So I have updated you all on my handsome pony, now it is time for an update on me. So in the past 11 months since ending my lease on Lucky I have ridden a grand total of…4 times! All of that over a 2 week period with the same trainer. All of it in the past month. So does that mean I am getting back into riding? I don’t know.
I had wanted to start taking lessons in the spring at a nice hunter/jumper barn. The trainer is great, the horses are quiet, the price is fair. The problem was that the trainer was so good she didn’t have any openings! Well, that is not entirely true. I could have done a group lesson…with a bunch of teenage girls. I happen to like being alive though (I have always been more on the timid side of things) and tearing around courses with 4 super brave riders who are too young to know better just didn’t sound like fun.
About a month ago at this point a friend called me up and asked if I had any interested in taking lessons on one of her horses while the horses leaser was away on business. I was already gung ho, but my friend did even better. Since the lease has lessons included in it, I would only have to pay half price for each lesson. Score! How could anyone say no to that!?!? I spent the next two weeks getting excited to ride again (which I think is a good sign).
I was a little nervous the day of our first lesson, but I was so ready to ride! The horse, a massive palomino, eyeballed me like “crap, this one knows what she is doing” as I tacked him up. I have seen him go many times before and was hoping I could get him going and look all nice in our first ride. I got on him, encouraged him to step forward and I frowned. He had put his head up in the air, was beyond hollow and was barely moving. My easy ride was clearly not in the cards, but at least I was on a horse!
That lesson I realized just how out of shape I was, and just how great of a trainer my friend is. Having been out of the saddle for so long my timing was off and this horse was not going to give me anything, I needed to earn it. Making a bad transition earned me about 20 more transitions until I got it right. I started to huff and puff before we even started trotting for real. It was sad! Before I knew it the hour had passed and I had not even cantered! I was sweating, my brain was fried from so much thinking, but I was so happy!
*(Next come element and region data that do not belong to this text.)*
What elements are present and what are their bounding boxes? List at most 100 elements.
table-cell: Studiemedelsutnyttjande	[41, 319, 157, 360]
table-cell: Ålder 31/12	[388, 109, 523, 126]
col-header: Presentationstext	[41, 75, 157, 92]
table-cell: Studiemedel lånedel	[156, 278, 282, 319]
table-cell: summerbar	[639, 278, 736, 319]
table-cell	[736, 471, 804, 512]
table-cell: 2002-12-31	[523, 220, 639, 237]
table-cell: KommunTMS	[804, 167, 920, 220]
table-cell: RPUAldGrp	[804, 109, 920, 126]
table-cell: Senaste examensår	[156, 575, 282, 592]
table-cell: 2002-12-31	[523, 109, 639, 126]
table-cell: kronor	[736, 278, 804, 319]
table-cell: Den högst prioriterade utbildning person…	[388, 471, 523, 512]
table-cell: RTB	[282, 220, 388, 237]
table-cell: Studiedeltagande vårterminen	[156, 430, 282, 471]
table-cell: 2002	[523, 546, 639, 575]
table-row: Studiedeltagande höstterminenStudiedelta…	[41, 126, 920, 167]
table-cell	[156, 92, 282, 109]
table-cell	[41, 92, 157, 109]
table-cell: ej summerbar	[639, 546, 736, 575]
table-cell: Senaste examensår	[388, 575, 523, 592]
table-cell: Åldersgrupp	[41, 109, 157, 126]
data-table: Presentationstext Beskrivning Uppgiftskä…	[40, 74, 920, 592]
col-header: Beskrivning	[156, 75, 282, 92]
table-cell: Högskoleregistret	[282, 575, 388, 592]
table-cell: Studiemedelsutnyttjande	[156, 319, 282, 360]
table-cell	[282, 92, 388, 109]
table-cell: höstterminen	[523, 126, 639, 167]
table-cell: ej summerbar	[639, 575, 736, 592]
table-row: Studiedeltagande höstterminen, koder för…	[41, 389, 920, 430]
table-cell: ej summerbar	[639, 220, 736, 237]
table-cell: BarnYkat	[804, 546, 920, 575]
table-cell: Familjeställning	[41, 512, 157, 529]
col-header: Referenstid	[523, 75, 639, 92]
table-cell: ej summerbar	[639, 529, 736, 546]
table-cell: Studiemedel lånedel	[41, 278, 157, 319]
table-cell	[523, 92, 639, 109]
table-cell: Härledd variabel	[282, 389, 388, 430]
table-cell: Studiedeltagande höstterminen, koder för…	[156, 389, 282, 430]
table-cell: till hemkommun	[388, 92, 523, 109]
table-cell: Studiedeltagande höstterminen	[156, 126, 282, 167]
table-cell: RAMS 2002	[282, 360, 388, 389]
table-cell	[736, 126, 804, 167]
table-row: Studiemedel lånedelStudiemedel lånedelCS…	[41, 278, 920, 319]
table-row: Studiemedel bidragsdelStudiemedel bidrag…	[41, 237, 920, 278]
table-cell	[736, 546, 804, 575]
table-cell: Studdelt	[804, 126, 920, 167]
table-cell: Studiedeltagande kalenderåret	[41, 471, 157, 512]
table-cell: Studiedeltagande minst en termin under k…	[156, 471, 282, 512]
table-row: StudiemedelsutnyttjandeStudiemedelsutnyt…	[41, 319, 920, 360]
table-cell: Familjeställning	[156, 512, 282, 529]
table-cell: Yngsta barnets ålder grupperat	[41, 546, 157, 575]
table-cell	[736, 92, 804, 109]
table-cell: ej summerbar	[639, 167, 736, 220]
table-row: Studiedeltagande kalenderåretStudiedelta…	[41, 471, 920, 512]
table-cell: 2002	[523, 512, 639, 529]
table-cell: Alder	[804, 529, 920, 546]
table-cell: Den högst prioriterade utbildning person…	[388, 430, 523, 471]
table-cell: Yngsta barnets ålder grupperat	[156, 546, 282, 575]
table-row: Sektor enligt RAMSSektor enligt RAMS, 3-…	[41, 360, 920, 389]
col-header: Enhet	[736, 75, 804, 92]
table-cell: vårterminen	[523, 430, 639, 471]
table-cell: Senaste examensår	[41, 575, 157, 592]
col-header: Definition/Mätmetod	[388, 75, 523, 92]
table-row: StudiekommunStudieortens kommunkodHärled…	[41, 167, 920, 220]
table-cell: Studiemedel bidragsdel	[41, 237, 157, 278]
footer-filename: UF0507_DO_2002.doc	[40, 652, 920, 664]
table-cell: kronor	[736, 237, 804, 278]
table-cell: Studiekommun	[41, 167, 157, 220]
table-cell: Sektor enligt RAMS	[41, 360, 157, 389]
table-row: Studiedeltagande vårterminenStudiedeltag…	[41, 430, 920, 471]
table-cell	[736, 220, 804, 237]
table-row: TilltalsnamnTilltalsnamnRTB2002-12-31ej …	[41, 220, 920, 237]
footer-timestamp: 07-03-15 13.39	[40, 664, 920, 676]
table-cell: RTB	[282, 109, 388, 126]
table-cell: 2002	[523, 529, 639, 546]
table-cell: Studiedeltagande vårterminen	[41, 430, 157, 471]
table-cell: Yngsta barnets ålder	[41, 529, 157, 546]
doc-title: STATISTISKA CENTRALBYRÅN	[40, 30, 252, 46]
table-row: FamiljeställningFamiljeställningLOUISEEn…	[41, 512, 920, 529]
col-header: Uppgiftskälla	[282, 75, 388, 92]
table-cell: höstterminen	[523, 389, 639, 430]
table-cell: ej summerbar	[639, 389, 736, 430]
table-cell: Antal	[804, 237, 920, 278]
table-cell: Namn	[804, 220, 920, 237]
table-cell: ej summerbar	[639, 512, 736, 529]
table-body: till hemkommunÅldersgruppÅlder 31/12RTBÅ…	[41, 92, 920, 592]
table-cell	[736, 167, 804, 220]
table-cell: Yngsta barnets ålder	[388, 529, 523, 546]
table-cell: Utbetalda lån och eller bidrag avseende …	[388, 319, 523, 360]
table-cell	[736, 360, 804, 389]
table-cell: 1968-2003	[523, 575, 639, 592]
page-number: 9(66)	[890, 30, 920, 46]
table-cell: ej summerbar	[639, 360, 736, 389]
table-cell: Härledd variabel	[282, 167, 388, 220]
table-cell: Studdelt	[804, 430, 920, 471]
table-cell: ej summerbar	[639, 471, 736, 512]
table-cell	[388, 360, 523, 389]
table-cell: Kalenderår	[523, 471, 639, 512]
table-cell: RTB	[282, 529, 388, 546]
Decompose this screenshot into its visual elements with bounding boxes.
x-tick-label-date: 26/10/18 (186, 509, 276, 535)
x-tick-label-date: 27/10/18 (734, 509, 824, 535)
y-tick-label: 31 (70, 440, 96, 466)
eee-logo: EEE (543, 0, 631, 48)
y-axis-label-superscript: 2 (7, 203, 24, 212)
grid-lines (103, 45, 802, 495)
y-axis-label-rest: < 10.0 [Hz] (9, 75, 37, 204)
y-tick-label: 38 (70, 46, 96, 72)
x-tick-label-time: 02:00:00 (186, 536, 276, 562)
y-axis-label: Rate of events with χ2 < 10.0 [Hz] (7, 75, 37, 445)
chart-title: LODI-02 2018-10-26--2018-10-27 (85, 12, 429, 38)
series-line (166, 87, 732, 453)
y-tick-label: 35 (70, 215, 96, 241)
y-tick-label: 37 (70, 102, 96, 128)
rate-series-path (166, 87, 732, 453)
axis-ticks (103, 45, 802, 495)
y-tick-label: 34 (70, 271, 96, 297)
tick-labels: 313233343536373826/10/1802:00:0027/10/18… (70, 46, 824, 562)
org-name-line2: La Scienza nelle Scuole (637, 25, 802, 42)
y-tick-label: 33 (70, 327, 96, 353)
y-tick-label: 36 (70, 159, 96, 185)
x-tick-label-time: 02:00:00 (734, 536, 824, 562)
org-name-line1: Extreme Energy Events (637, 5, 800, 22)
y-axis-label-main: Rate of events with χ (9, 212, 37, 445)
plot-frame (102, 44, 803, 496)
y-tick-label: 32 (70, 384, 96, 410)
I stopped by to see Gen on the way home, but it was a rushed visit because I was exhausted! The worst part was that my second lesson was set to be the next day. I left work at 3:00 but didn’t get home until a little after 9, by the time I had dinner and took a shower I was not looking forward to getting up early for work the next day. I took two advil and hoped it would be okay.
It wasn’t 😛 At 4am I woke up hurting I was so sore. I could barely walk and stretching painful, not giving me any relief. I was so sore I just lied around until it was time to go to work, giving myself advil all day until my lesson. After the hour and 45 min drive to the barn I tried to ignore my aches and pains to give a good ride again. My friend could tell I was hurting though, and that I was struggling to get my timing back so my second lesson was spent working on my position and my timing…at the walk. You would think an hour at the walk would be boring, but take away your stirrups, throw in lots of lateral work, and the time just flys!
By the next week I was already getting my game face on. I really hate being a suck rider so I spent the weekend working on my position from the ground and really thinking about correct timing of things. My third lesson was mentally challenging, like my brain hurt by the end! I still hadn’t been able to canter and I was getting frustrated at being so bad. By my last lesson I could absolutely see an improvement. It wasn’t perfect, but my timing was coming back and things were getting better. All of the pictures were from that last lesson.
So if I got better in 4 lessons, why aren’t I riding every week now?? The barn is really far away from my house and from my work. I was averaging 3.5 hours in the car each day that I took lessons. Added to that the lessons were work. They were fun too don’t get me wrong, but they were a lot of work. I just don’t know if I want to work that hard. Dressage is so freaking hard. Why does dressage have to be so hard??? So I am not ruling out taking lessons, I know my friend would be very happy if I stopped being a baby and started taking weekly lessons again.
I just don’t know if that is what I want. In fact, I haven’t a clue as to what I want besides for Gen to miraculously heal himself and also become more docile so I can ride him. I don’t think that is going to happen any time soon though…
How do I want to proceed as a rider?